It’s hard enough to raise your own child—teaching him the rules of the road, guiding him as he learns how to “play nicely”—but what happens when a child who is not yours is in need of some pointed guidance (a swift kick in the pants, perhaps!)?
You’re having a playdate, and the guest grabs a toy (your child’s favorite Thomas car) out of your child’s hands. The grabber’s mom observes without reaction.
You’re at the park, and a girl you don’t know throws sand at your child. The sand thrower’s mom is engrossed in a phone conversation.
You’re walking toward the school parking lot, and out of nowhere a classmate gives your child a good push. The pusher’s mom says, “Oh, boys will be boys,” and keeps walking.
Knowing when and if to discipline other people’s children is tricky business.
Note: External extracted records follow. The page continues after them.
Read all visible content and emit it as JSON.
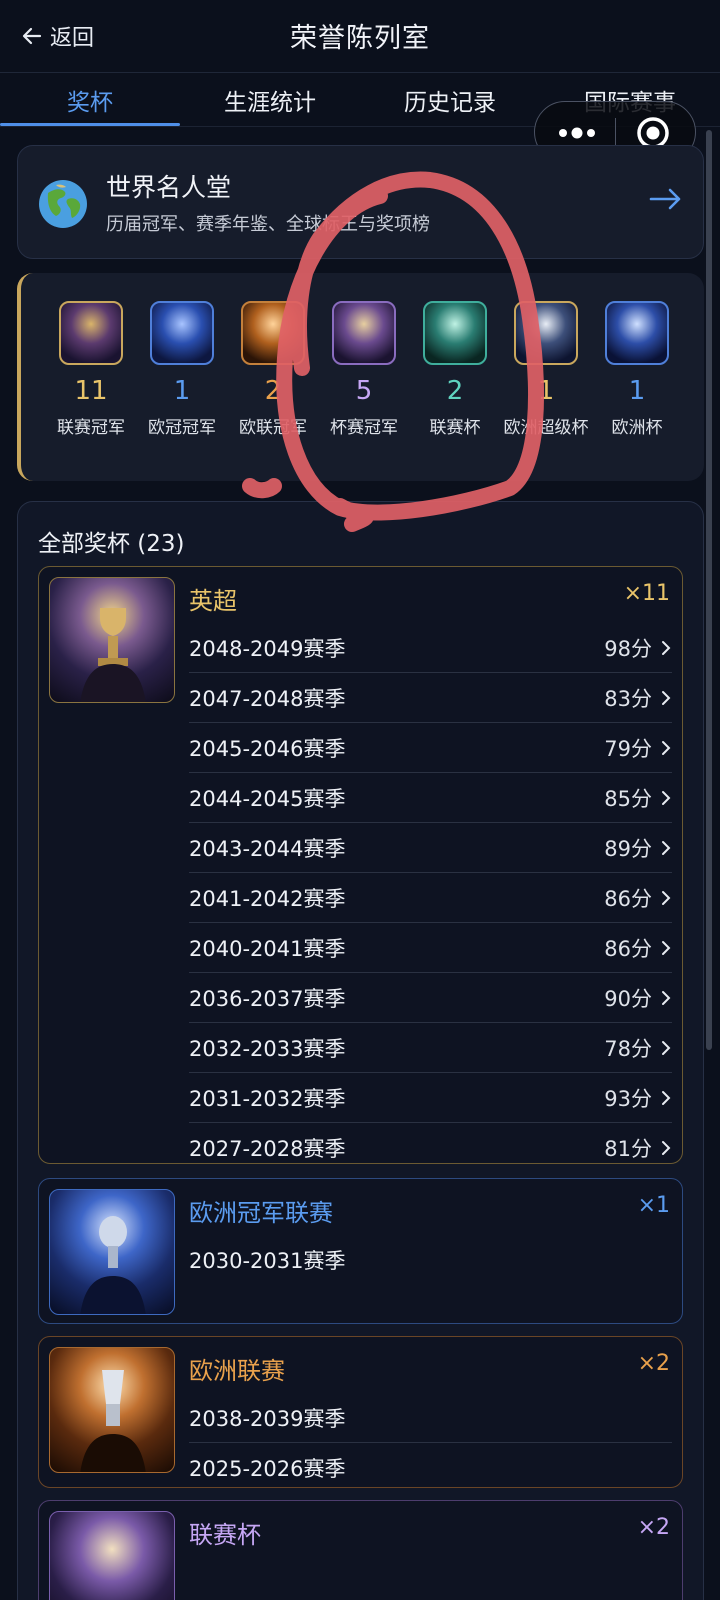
{
  "header": {
    "back_label": "返回",
    "title": "荣誉陈列室"
  },
  "tabs": [
    {
      "label": "奖杯",
      "active": true
    },
    {
      "label": "生涯统计",
      "active": false
    },
    {
      "label": "历史记录",
      "active": false
    },
    {
      "label": "国际赛事",
      "active": false
    }
  ],
  "hall_of_fame": {
    "title": "世界名人堂",
    "subtitle": "历届冠军、赛季年鉴、全球标王与奖项榜"
  },
  "summary": [
    {
      "count": "11",
      "label": "联赛冠军",
      "color": "#e9c46a"
    },
    {
      "count": "1",
      "label": "欧冠冠军",
      "color": "#5b9cf0"
    },
    {
      "count": "2",
      "label": "欧联冠军",
      "color": "#e9a14c"
    },
    {
      "count": "5",
      "label": "杯赛冠军",
      "color": "#c6a7f5"
    },
    {
      "count": "2",
      "label": "联赛杯",
      "color": "#5fd3c0"
    },
    {
      "count": "1",
      "label": "欧洲超级杯",
      "color": "#e9c46a"
    },
    {
      "count": "1",
      "label": "欧洲杯",
      "color": "#5b9cf0"
    }
  ],
  "all_trophies": {
    "title": "全部奖杯 (23)",
    "cards": [
      {
        "name": "英超",
        "count": "×11",
        "color": "#e9c46a",
        "seasons": [
          {
            "season": "2048-2049赛季",
            "score": "98分"
          },
          {
            "season": "2047-2048赛季",
            "score": "83分"
          },
          {
            "season": "2045-2046赛季",
            "score": "79分"
          },
          {
            "season": "2044-2045赛季",
            "score": "85分"
          },
          {
            "season": "2043-2044赛季",
            "score": "89分"
          },
          {
            "season": "2041-2042赛季",
            "score": "86分"
          },
          {
            "season": "2040-2041赛季",
            "score": "86分"
          },
          {
            "season": "2036-2037赛季",
            "score": "90分"
          },
          {
            "season": "2032-2033赛季",
            "score": "78分"
          },
          {
            "season": "2031-2032赛季",
            "score": "93分"
          },
          {
            "season": "2027-2028赛季",
            "score": "81分"
          }
        ]
      },
      {
        "name": "欧洲冠军联赛",
        "count": "×1",
        "color": "#5b9cf0",
        "seasons": [
          {
            "season": "2030-2031赛季"
          }
        ]
      },
      {
        "name": "欧洲联赛",
        "count": "×2",
        "color": "#e9a14c",
        "seasons": [
          {
            "season": "2038-2039赛季"
          },
          {
            "season": "2025-2026赛季"
          }
        ]
      },
      {
        "name": "联赛杯",
        "count": "×2",
        "color": "#c6a7f5",
        "seasons": []
      }
    ]
  }
}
When you are the parent in charge and no other adult is supervising, the answer is easy: Step in and deal with it. But when the other child’s parent is on the scene, it gets complicated.
Most parents will agree that it is usually crossing the line to correct or discipline someone else’s child. After all, when were you appointed the behavior police? And even though the word discipline derives from the Latin root word which means teach, it is not your job to reprimand or to teach other people’s children. While I do believe that raising a child “takes a village,” unless it is commonly practiced and understood that all the tribal elders participate in the child rearing (sometimes seen in close, extended families), it is unlikely that your instruction will be welcomed by the other parent.
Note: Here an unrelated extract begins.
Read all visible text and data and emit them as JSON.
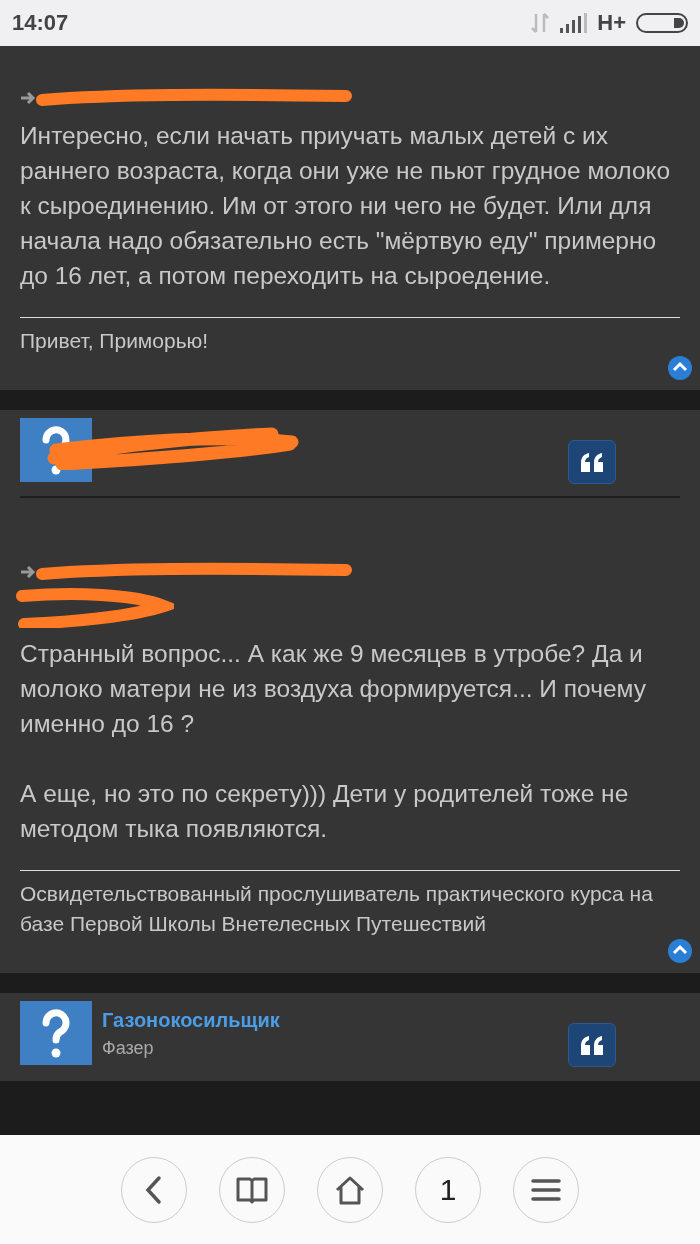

Each family has different values, different ideas about parenting, and a different tolerance for certain child behaviors. Not only might your and another’s parenting styles be light years apart, but your uninvited intervention will likely sting; it may offend, embarrass, or pass on your negative judgment…even if you are right. Look out for trouble then, as it’s no longer a problem just between the kids.
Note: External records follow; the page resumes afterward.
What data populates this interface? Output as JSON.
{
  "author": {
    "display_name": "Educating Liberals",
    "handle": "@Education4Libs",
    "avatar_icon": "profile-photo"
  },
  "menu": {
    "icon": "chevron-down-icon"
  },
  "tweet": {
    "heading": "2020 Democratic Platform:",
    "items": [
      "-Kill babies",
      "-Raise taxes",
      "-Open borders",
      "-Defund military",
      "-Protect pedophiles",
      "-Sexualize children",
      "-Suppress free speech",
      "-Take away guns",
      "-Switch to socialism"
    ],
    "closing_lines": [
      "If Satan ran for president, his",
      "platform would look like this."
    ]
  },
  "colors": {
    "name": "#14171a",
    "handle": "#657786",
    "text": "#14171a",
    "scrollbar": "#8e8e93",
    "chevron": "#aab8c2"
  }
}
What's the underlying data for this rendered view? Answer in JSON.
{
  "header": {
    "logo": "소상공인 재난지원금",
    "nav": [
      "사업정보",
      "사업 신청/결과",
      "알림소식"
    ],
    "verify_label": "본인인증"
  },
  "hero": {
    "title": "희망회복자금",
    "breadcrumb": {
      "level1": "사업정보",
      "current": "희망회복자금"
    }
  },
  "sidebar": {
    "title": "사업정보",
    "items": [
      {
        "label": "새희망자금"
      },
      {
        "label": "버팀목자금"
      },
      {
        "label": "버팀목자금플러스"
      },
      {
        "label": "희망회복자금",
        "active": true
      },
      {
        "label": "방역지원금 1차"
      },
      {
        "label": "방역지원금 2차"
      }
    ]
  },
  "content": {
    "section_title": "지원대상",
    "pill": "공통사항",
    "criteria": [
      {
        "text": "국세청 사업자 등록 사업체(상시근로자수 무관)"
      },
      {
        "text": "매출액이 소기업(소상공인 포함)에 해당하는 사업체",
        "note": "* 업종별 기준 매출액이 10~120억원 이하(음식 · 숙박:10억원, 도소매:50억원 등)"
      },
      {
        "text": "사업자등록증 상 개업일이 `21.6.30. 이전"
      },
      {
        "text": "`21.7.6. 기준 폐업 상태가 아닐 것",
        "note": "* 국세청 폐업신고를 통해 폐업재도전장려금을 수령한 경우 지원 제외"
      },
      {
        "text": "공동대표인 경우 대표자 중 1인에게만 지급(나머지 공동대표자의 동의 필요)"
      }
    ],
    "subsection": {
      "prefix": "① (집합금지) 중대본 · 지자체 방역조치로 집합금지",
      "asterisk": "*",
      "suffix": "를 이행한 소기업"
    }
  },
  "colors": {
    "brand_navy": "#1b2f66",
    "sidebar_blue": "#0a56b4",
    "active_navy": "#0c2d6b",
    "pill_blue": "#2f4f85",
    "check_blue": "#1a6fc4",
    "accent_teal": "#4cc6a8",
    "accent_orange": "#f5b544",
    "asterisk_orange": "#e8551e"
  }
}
Knowing whether to intervene with someone else’s child has everything to do with two things: 1) safety (everyone’s) and 2) your child. Safety needs no explanation; danger requires immediate action. But your child…he is your priority. He is the one whose teacher you are. He will learn from observing everything everyone else does, what other children are permitted to do…or not. This is what I call “ambient learning.” While the other parent might shine-on her child’s misbehavior with “It’s just what kids do,” it is your responsibility to teach your child, directly and indirectly. That just might mean stopping or redirecting another child’s undesirable behavior. If your child has been told not to throw sand, he needs to hear you tell the other child the same. It’s about your child.
Consider the following in deciding to deal with the misbehavior of a child who is not yours:
- If you are the adult in charge, be in charge, kindly but firmly. Your child is watching.
- Your house, your rules. Everyone needs to abide by them. If you need to correct the child-guest, you can explain to the guest mother, “I am helping [my daughter] Amanda to understand that our house rules are for everyone. I hope you understand.”
- Delivery is everything. Speaking up kindly is imperative, especially if the guest’s mom is present “So much noise hurts my ears. [To the guest] Please help me by using your inside voice.” And then to the guest mom, “I am working on this very issue with Amanda. It helps when she knows it goes for everyone.”
- Be gently encouraging. When the other parent is non-reactive to her child’s misbehavior, try saying, “It looks like Jason needs a little help, but I don’t want to overstep my bounds.”
- Keep your own anger (and your bossiness) in check. It will leak and cause problems beyond a child’s misbehavior.
And of course, keep that ol’ Golden Rule in mind: Do unto others…It still works!